For ophthalmic laser procedures wherein eye tissue is to be photdisrupted or ablated, it is extremely important for the laser beam to be properly focused to a specific focal spot in the tissue that is to be affected. Also, it is extremely important that the focal spot have good definition. To do all of this, it is necessary for the laser beam to be as free from aberrations as possible. Considerations here include the eye itself, as well as the laser system. In particular, for ophthalmic laser procedures involving the cornea, it happens that the spherical geometry of the cornea introduces aberrations on its own which are separate and independent of the laser system being used. Importantly, these corneal induced aberrations distort the definition of the focal spot of the laser beam in the cornea. In order to improve this situation, these aberrations need to be eliminated or significantly minimized.
Due to the spherical geometry of the anterior surface of the cornea, two types of aberrations are of particular importance. These are: spherical aberration (which relates to points on the optical axis of the laser beam), and coma (which relates to points that are off-axis). Spherical aberration and coma are similar to each other in that they both arise from a failure to image or focus rays at the same point. Coma differs from spherical aberration, however, in that a point object is imaged not as a circle but as a comet-shaped figure (whence the term "coma"). Nevertheless, in both cases, there is a loss of definition at the focal spot.

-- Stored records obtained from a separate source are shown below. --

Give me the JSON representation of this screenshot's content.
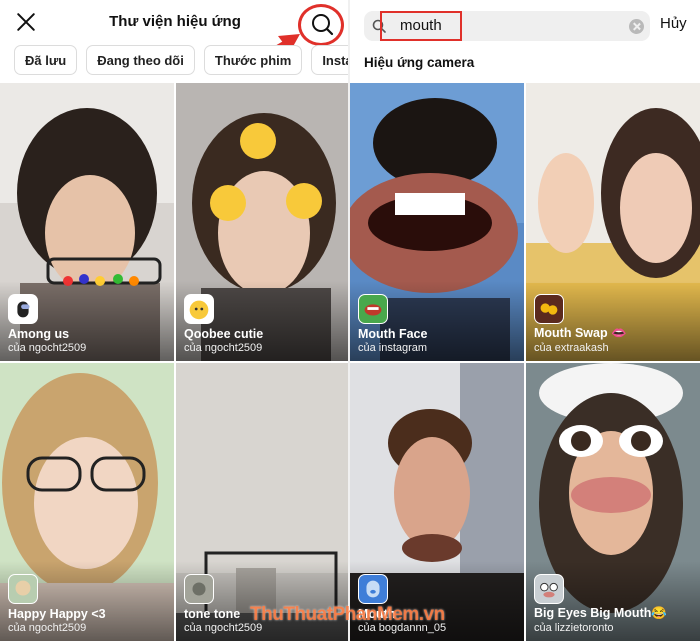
{
  "left": {
    "title": "Thư viện hiệu ứng",
    "chips": [
      "Đã lưu",
      "Đang theo dõi",
      "Thước phim",
      "Instagram"
    ],
    "effects": [
      {
        "name": "Among us",
        "author": "của ngocht2509"
      },
      {
        "name": "Qoobee cutie",
        "author": "của ngocht2509"
      },
      {
        "name": "Happy Happy <3",
        "author": "của ngocht2509"
      },
      {
        "name": "tone tone",
        "author": "của ngocht2509"
      }
    ]
  },
  "right": {
    "search_value": "mouth",
    "cancel_label": "Hủy",
    "section_title": "Hiệu ứng camera",
    "effects": [
      {
        "name": "Mouth Face",
        "author": "của instagram"
      },
      {
        "name": "Mouth Swap 👄",
        "author": "của extraakash"
      },
      {
        "name": "Mouth",
        "author": "của bogdannn_05"
      },
      {
        "name": "Big Eyes Big Mouth😂",
        "author": "của lizzietoronto"
      }
    ]
  },
  "watermark": "ThuThuatPhanMem.vn",
  "colors": {
    "highlight": "#e0302a",
    "watermark": "#ff7a3c"
  }
}
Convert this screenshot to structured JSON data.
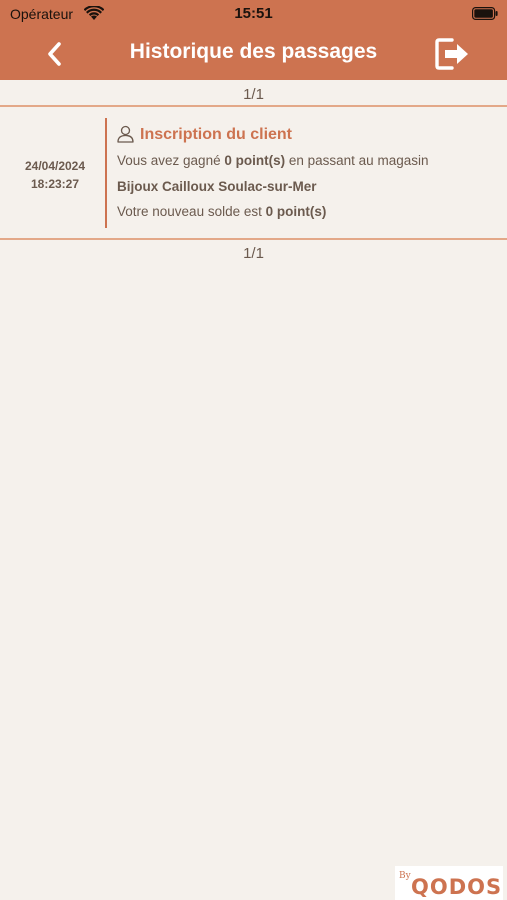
{
  "status_bar": {
    "carrier": "Opérateur",
    "time": "15:51"
  },
  "header": {
    "title": "Historique des passages"
  },
  "pagination": {
    "top": "1/1",
    "bottom": "1/1"
  },
  "entries": [
    {
      "date": "24/04/2024",
      "time": "18:23:27",
      "title": "Inscription du client",
      "line1_prefix": "Vous avez gagné",
      "line1_points": "0 point(s)",
      "line1_suffix": "en passant au magasin",
      "store": "Bijoux Cailloux Soulac-sur-Mer",
      "balance_prefix": "Votre nouveau solde est",
      "balance_points": "0 point(s)"
    }
  ],
  "brand": {
    "by": "By",
    "name": "QODOS"
  },
  "icons": {
    "back": "chevron-left-icon",
    "logout": "logout-icon",
    "person": "person-icon",
    "wifi": "wifi-icon",
    "battery": "battery-icon"
  },
  "colors": {
    "accent": "#cd7350",
    "background": "#f5f1ec",
    "text": "#6b5a4e"
  }
}
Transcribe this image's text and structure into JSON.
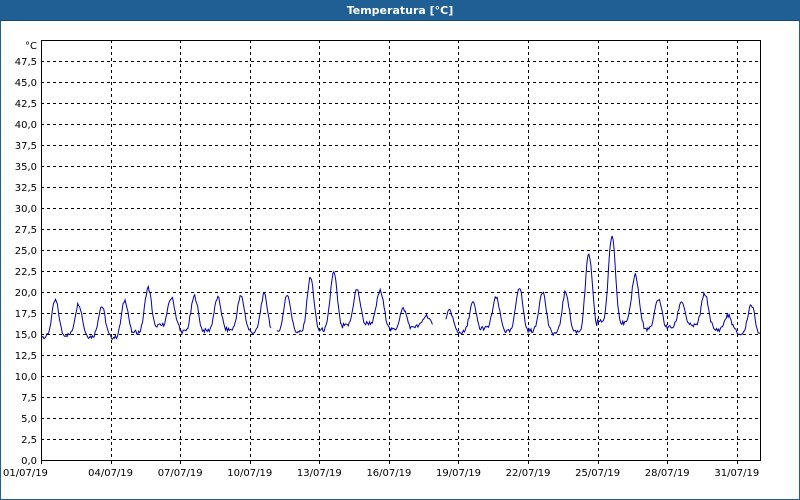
{
  "window": {
    "title": "Temperatura [°C]"
  },
  "colors": {
    "title_bar": "#1f5f93",
    "series": "#0000aa",
    "grid": "#000000",
    "background": "#ffffff"
  },
  "chart_data": {
    "type": "line",
    "title": "Temperatura [°C]",
    "ylabel": "°C",
    "xlabel": "",
    "ylim": [
      0,
      50
    ],
    "yticks": [
      "0,0",
      "2,5",
      "5,0",
      "7,5",
      "10,0",
      "12,5",
      "15,0",
      "17,5",
      "20,0",
      "22,5",
      "25,0",
      "27,5",
      "30,0",
      "32,5",
      "35,0",
      "37,5",
      "40,0",
      "42,5",
      "45,0",
      "47,5"
    ],
    "yticks_values": [
      0,
      2.5,
      5,
      7.5,
      10,
      12.5,
      15,
      17.5,
      20,
      22.5,
      25,
      27.5,
      30,
      32.5,
      35,
      37.5,
      40,
      42.5,
      45,
      47.5
    ],
    "xlim_days": [
      1,
      32
    ],
    "xticks": [
      "01/07/19",
      "04/07/19",
      "07/07/19",
      "10/07/19",
      "13/07/19",
      "16/07/19",
      "19/07/19",
      "22/07/19",
      "25/07/19",
      "28/07/19",
      "31/07/19"
    ],
    "grid": true,
    "legend": "none",
    "series": [
      {
        "daily": [
          {
            "day": 1,
            "min": 14.7,
            "max": 19.0
          },
          {
            "day": 2,
            "min": 14.9,
            "max": 18.6
          },
          {
            "day": 3,
            "min": 14.7,
            "max": 18.3
          },
          {
            "day": 4,
            "min": 14.6,
            "max": 19.0
          },
          {
            "day": 5,
            "min": 15.2,
            "max": 20.5
          },
          {
            "day": 6,
            "min": 16.0,
            "max": 19.3
          },
          {
            "day": 7,
            "min": 15.3,
            "max": 19.5
          },
          {
            "day": 8,
            "min": 15.4,
            "max": 19.3
          },
          {
            "day": 9,
            "min": 15.5,
            "max": 19.5
          },
          {
            "day": 10,
            "min": 15.2,
            "max": 19.7
          },
          {
            "day": 11,
            "min": 15.3,
            "max": 19.7
          },
          {
            "day": 12,
            "min": 15.2,
            "max": 21.7
          },
          {
            "day": 13,
            "min": 15.5,
            "max": 22.3
          },
          {
            "day": 14,
            "min": 16.0,
            "max": 20.3
          },
          {
            "day": 15,
            "min": 16.3,
            "max": 20.1
          },
          {
            "day": 16,
            "min": 15.5,
            "max": 18.0
          },
          {
            "day": 17,
            "min": 15.9,
            "max": 17.2
          },
          {
            "day": 18,
            "min": 15.1,
            "max": 17.8
          },
          {
            "day": 19,
            "min": 15.2,
            "max": 18.7
          },
          {
            "day": 20,
            "min": 15.7,
            "max": 19.3
          },
          {
            "day": 21,
            "min": 15.3,
            "max": 20.6
          },
          {
            "day": 22,
            "min": 15.4,
            "max": 20.1
          },
          {
            "day": 23,
            "min": 15.1,
            "max": 20.0
          },
          {
            "day": 24,
            "min": 15.3,
            "max": 24.5
          },
          {
            "day": 25,
            "min": 16.5,
            "max": 26.7
          },
          {
            "day": 26,
            "min": 16.3,
            "max": 22.1
          },
          {
            "day": 27,
            "min": 15.6,
            "max": 19.2
          },
          {
            "day": 28,
            "min": 15.8,
            "max": 18.9
          },
          {
            "day": 29,
            "min": 16.0,
            "max": 19.8
          },
          {
            "day": 30,
            "min": 15.5,
            "max": 17.2
          },
          {
            "day": 31,
            "min": 15.0,
            "max": 18.5
          }
        ],
        "gaps_days": [
          [
            10.95,
            11.15
          ],
          [
            17.9,
            18.45
          ]
        ]
      }
    ]
  }
}
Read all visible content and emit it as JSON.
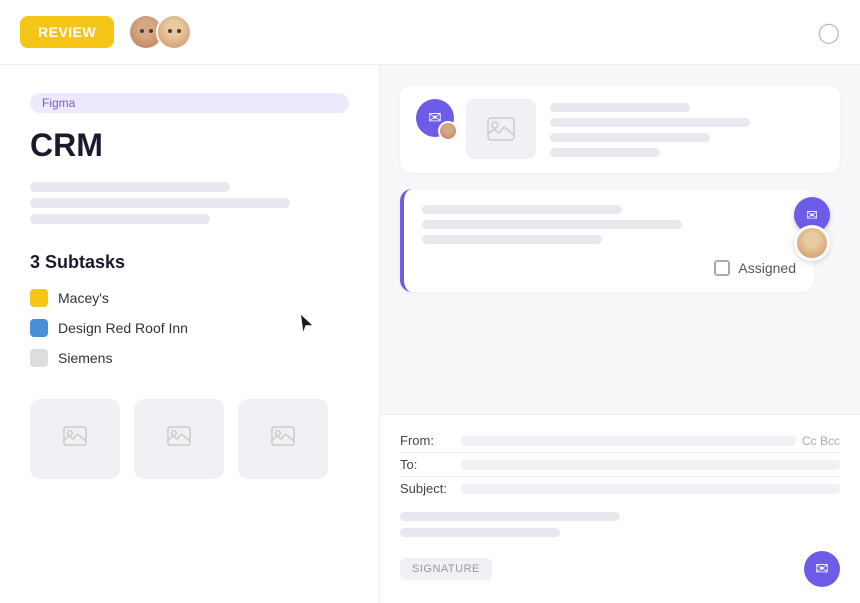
{
  "topbar": {
    "review_label": "REVIEW",
    "eye_icon": "👁"
  },
  "left": {
    "tag": "Figma",
    "title": "CRM",
    "desc_lines": [
      "long",
      "medium",
      "short"
    ],
    "subtasks_heading": "3 Subtasks",
    "subtasks": [
      {
        "name": "Macey's",
        "color": "yellow"
      },
      {
        "name": "Design Red Roof Inn",
        "color": "blue"
      },
      {
        "name": "Siemens",
        "color": "gray"
      }
    ],
    "thumbnails": [
      "image-icon",
      "image-icon",
      "image-icon"
    ]
  },
  "right": {
    "messages": [
      {
        "type": "card1",
        "lines": [
          "w1",
          "w2",
          "w3",
          "w4"
        ]
      },
      {
        "type": "card2",
        "lines": [
          "w1",
          "w2",
          "w3"
        ],
        "assigned_label": "Assigned"
      }
    ],
    "email": {
      "from_label": "From:",
      "to_label": "To:",
      "subject_label": "Subject:",
      "cc_bcc": "Cc Bcc",
      "body_lines": [
        "long",
        "medium"
      ],
      "signature_label": "SIGNATURE",
      "send_icon": "✉"
    }
  }
}
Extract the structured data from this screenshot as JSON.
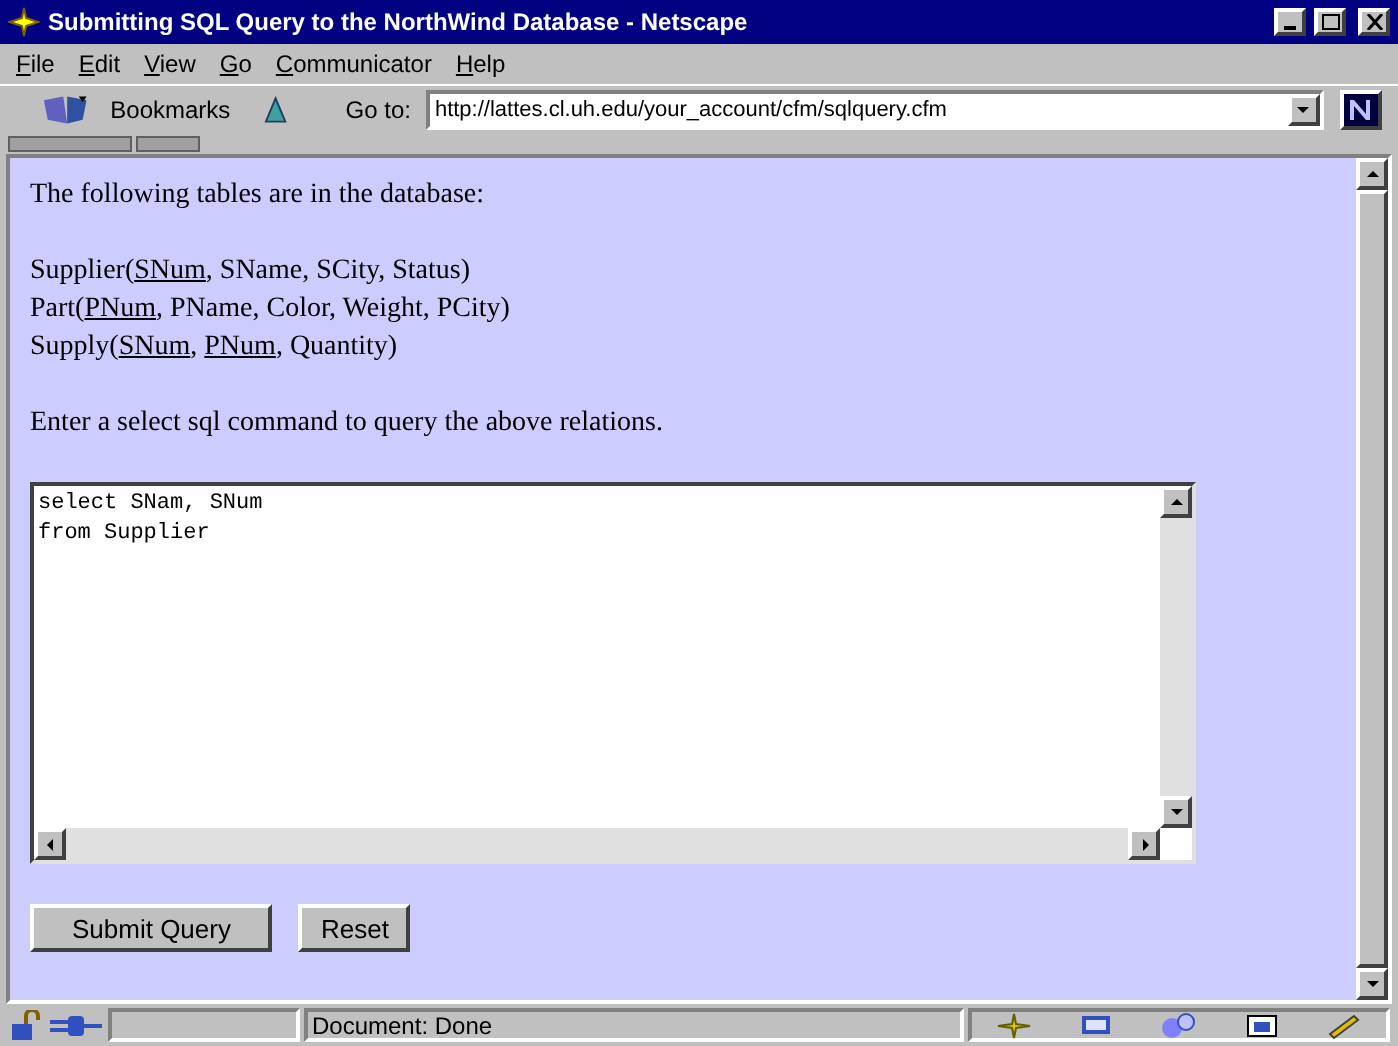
{
  "window": {
    "title": "Submitting SQL Query to the NorthWind Database - Netscape"
  },
  "menu": [
    "File",
    "Edit",
    "View",
    "Go",
    "Communicator",
    "Help"
  ],
  "toolbar": {
    "bookmarks": "Bookmarks",
    "goto_label": "Go to:",
    "url": "http://lattes.cl.uh.edu/your_account/cfm/sqlquery.cfm"
  },
  "page": {
    "intro": "The following tables are in the database:",
    "relations": [
      {
        "segments": [
          {
            "text": "Supplier(",
            "key": false
          },
          {
            "text": "SNum",
            "key": true
          },
          {
            "text": ", SName, SCity, Status)",
            "key": false
          }
        ]
      },
      {
        "segments": [
          {
            "text": "Part(",
            "key": false
          },
          {
            "text": "PNum",
            "key": true
          },
          {
            "text": ", PName, Color, Weight, PCity)",
            "key": false
          }
        ]
      },
      {
        "segments": [
          {
            "text": "Supply(",
            "key": false
          },
          {
            "text": "SNum",
            "key": true
          },
          {
            "text": ", ",
            "key": false
          },
          {
            "text": "PNum",
            "key": true
          },
          {
            "text": ", Quantity)",
            "key": false
          }
        ]
      }
    ],
    "prompt": "Enter a select sql command to query the above relations.",
    "query": "select SNam, SNum\nfrom Supplier",
    "buttons": [
      "Submit Query",
      "Reset"
    ]
  },
  "status_bar": {
    "text": "Document: Done"
  }
}
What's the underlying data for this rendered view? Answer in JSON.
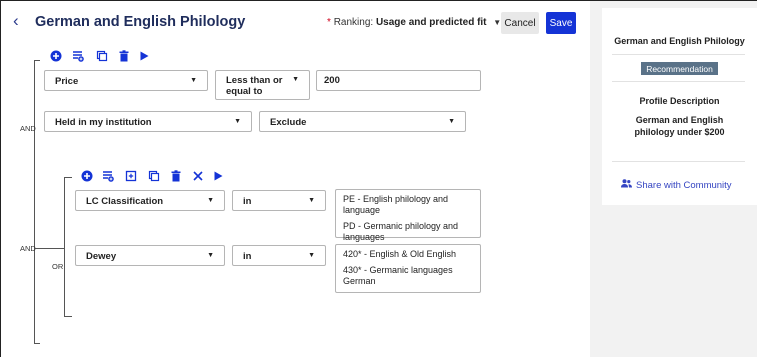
{
  "header": {
    "back_icon": "chevron-left-icon",
    "title": "German and English Philology",
    "ranking_required_mark": "*",
    "ranking_label": "Ranking:",
    "ranking_value": "Usage and predicted fit",
    "cancel_label": "Cancel",
    "save_label": "Save"
  },
  "outer_group": {
    "logic_ops": [
      "AND",
      "AND"
    ],
    "toolbar_icons": [
      "add-condition-icon",
      "add-group-icon",
      "duplicate-icon",
      "delete-icon",
      "run-icon"
    ],
    "conditions": [
      {
        "field": "Price",
        "operator": "Less than or equal to",
        "value": "200"
      },
      {
        "field": "Held in my institution",
        "operator": "Exclude"
      }
    ]
  },
  "inner_group": {
    "logic_op": "OR",
    "toolbar_icons": [
      "add-condition-icon",
      "add-group-icon",
      "collapse-icon",
      "duplicate-icon",
      "delete-icon",
      "close-icon",
      "run-icon"
    ],
    "conditions": [
      {
        "field": "LC Classification",
        "operator": "in",
        "values": [
          "PE - English philology and language",
          "PD - Germanic philology and languages"
        ]
      },
      {
        "field": "Dewey",
        "operator": "in",
        "values": [
          "420* - English & Old English",
          "430* - Germanic languages German"
        ]
      }
    ]
  },
  "side_panel": {
    "title": "German and English Philology",
    "badge": "Recommendation",
    "profile_heading": "Profile Description",
    "profile_description": "German and English philology under $200",
    "share_label": "Share with Community",
    "share_icon": "people-icon"
  },
  "colors": {
    "accent": "#1433d6",
    "title": "#1f2d5c",
    "badge": "#5a7288",
    "panel_bg": "#f2f2f2",
    "required": "#d0021b"
  }
}
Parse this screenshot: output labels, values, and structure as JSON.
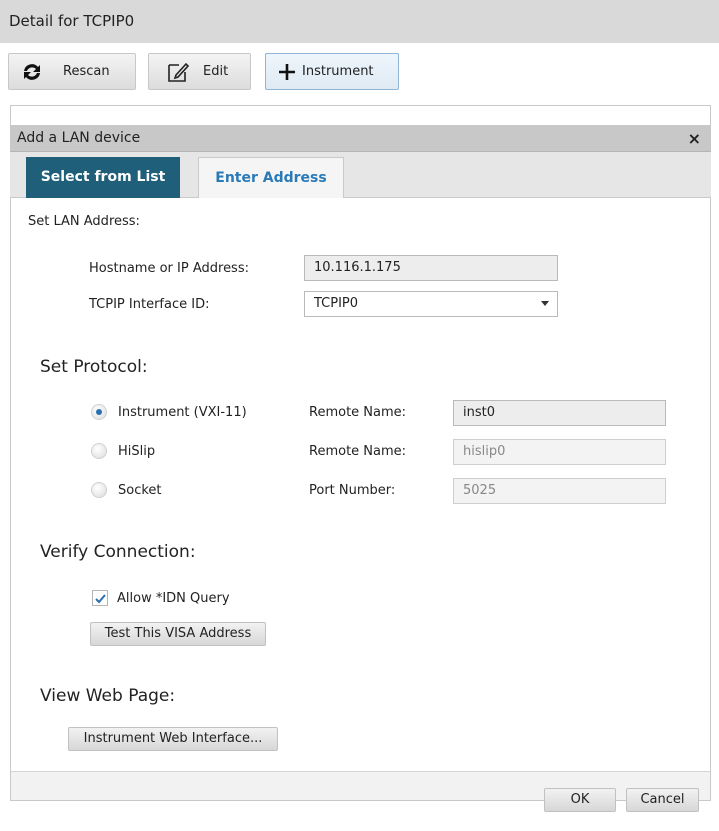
{
  "window": {
    "title": "Detail for TCPIP0"
  },
  "toolbar": {
    "rescan_label": "Rescan",
    "edit_label": "Edit",
    "instrument_label": "Instrument"
  },
  "dialog": {
    "title": "Add a LAN device",
    "close_glyph": "×",
    "tabs": [
      {
        "label": "Select from List",
        "active": true
      },
      {
        "label": "Enter Address",
        "active": false
      }
    ],
    "set_lan_address_label": "Set LAN Address:",
    "hostname_label": "Hostname or IP Address:",
    "hostname_value": "10.116.1.175",
    "interface_label": "TCPIP Interface ID:",
    "interface_value": "TCPIP0",
    "set_protocol_label": "Set Protocol:",
    "protocols": [
      {
        "label": "Instrument (VXI-11)",
        "field_label": "Remote Name:",
        "value": "inst0",
        "selected": true
      },
      {
        "label": "HiSlip",
        "field_label": "Remote Name:",
        "value": "hislip0",
        "selected": false
      },
      {
        "label": "Socket",
        "field_label": "Port Number:",
        "value": "5025",
        "selected": false
      }
    ],
    "verify_label": "Verify Connection:",
    "allow_idn_label": "Allow *IDN Query",
    "allow_idn_checked": true,
    "test_button_label": "Test This VISA Address",
    "view_web_label": "View Web Page:",
    "web_button_label": "Instrument Web Interface...",
    "ok_label": "OK",
    "cancel_label": "Cancel"
  },
  "colors": {
    "tab_active_bg": "#1f5f7a",
    "tab_inactive_text": "#2a7ab8",
    "radio_dot": "#2a6fb0"
  }
}
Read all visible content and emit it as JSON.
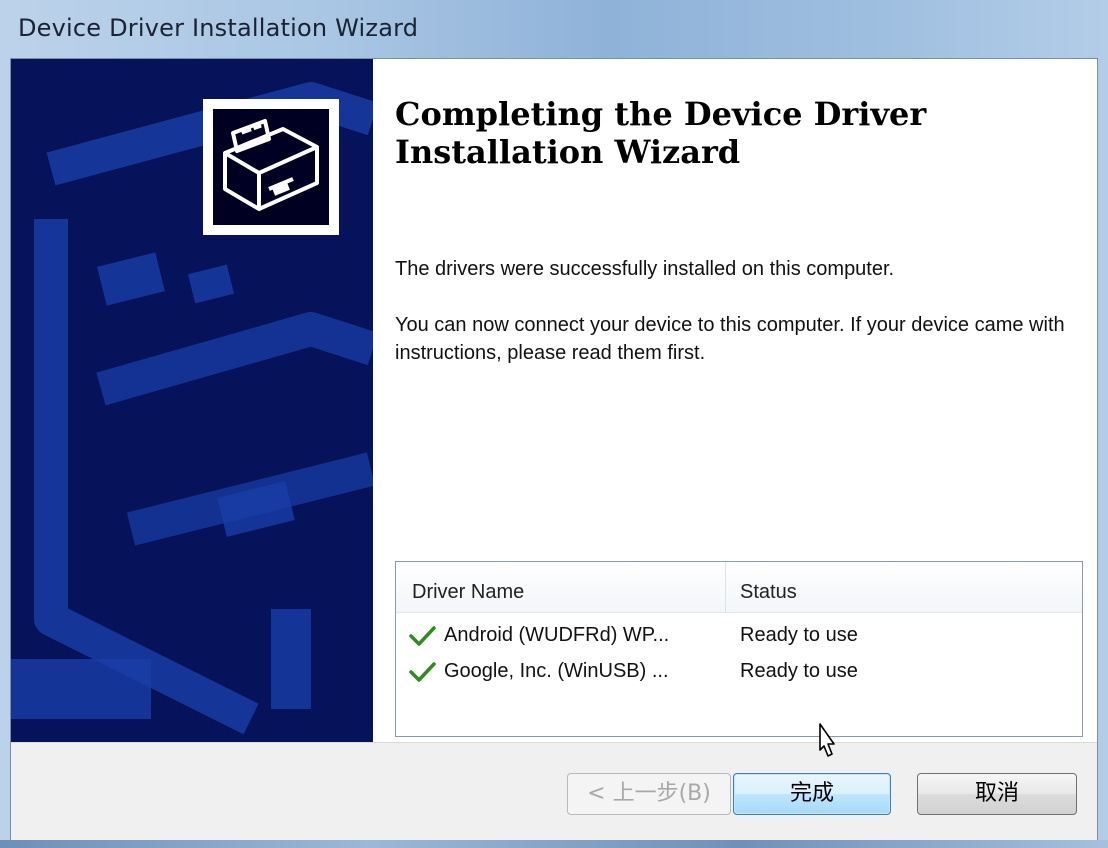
{
  "window": {
    "title": "Device Driver Installation Wizard"
  },
  "sidebar": {
    "logo_icon": "device-drive-icon"
  },
  "main": {
    "heading": "Completing the Device Driver Installation Wizard",
    "paragraph1": "The drivers were successfully installed on this computer.",
    "paragraph2": "You can now connect your device to this computer. If your device came with instructions, please read them first."
  },
  "drivers_table": {
    "columns": [
      "Driver Name",
      "Status"
    ],
    "rows": [
      {
        "name": "Android (WUDFRd) WP...",
        "status": "Ready to use",
        "icon": "checkmark-icon"
      },
      {
        "name": "Google, Inc. (WinUSB) ...",
        "status": "Ready to use",
        "icon": "checkmark-icon"
      }
    ]
  },
  "buttons": {
    "back": "< 上一步(B)",
    "finish": "完成",
    "cancel": "取消"
  },
  "colors": {
    "sidebar": "#06135a",
    "check": "#2f8a1f",
    "finish_border": "#3c7fb1"
  }
}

By definition, an aplanatic lens is one which is free from both spherical aberration and coma. Still, because an interface between different media is involved, the sine condition must be considered. It then follows that aplanatic refraction results under conditions in which there is no spherical aberration or coma, and in which the sine condition is satisfied. Mathematically, the sine condition is satisfied when: EQU n.sub.1 I.sub.1 sin.alpha..sub.1 =n.sub.2 I.sub.2 sin.alpha..sub.2
where n.sub.1 and n.sub.2 are the refractive indices of the media on the laser source and focal spot sides of a media interface respectively, I.sub.1 and I.sub.2 are the linear dimensions of the laser source and focal spot, and .alpha..sub.1 and .alpha..sub.2 are the angles made with the principal axis by the conjugate portions of a ray passing between the laser source and the focal spot through the media interface.
As recognized by the present invention, aplanatic refraction at the anterior surface of the cornea can be effectively accomplished by flattening the anterior surface. With such a reconfiguration of the cornea, as a laser beam enters the cornea the sine condition will be satisfied and, importantly, the laser beam will be free of aberrations (other than chromatic) which would otherwise result from the spherical geometry of the cornea's anterior surface.
In light of the above, it is an object of the present invention to provide a disposable aplanatic lens which will reconfigure the cornea for surgical laser procedures with a disposable aplanatic configuration. Yet another object of the present invention is to provide a disposable aplanatic lens which will stabilize and maintain a proper orientation of the eye during ophthalmic laser surgery. Still another object of the present invention is to provide a disposable aplanatic lens which will beneficially reduce intraocular pressure during ophthalmic laser surgery. Another object of the present invention is to provide a disposable aplanatic lens which is easy to use, relatively simple to manufacture and comparatively cost effective.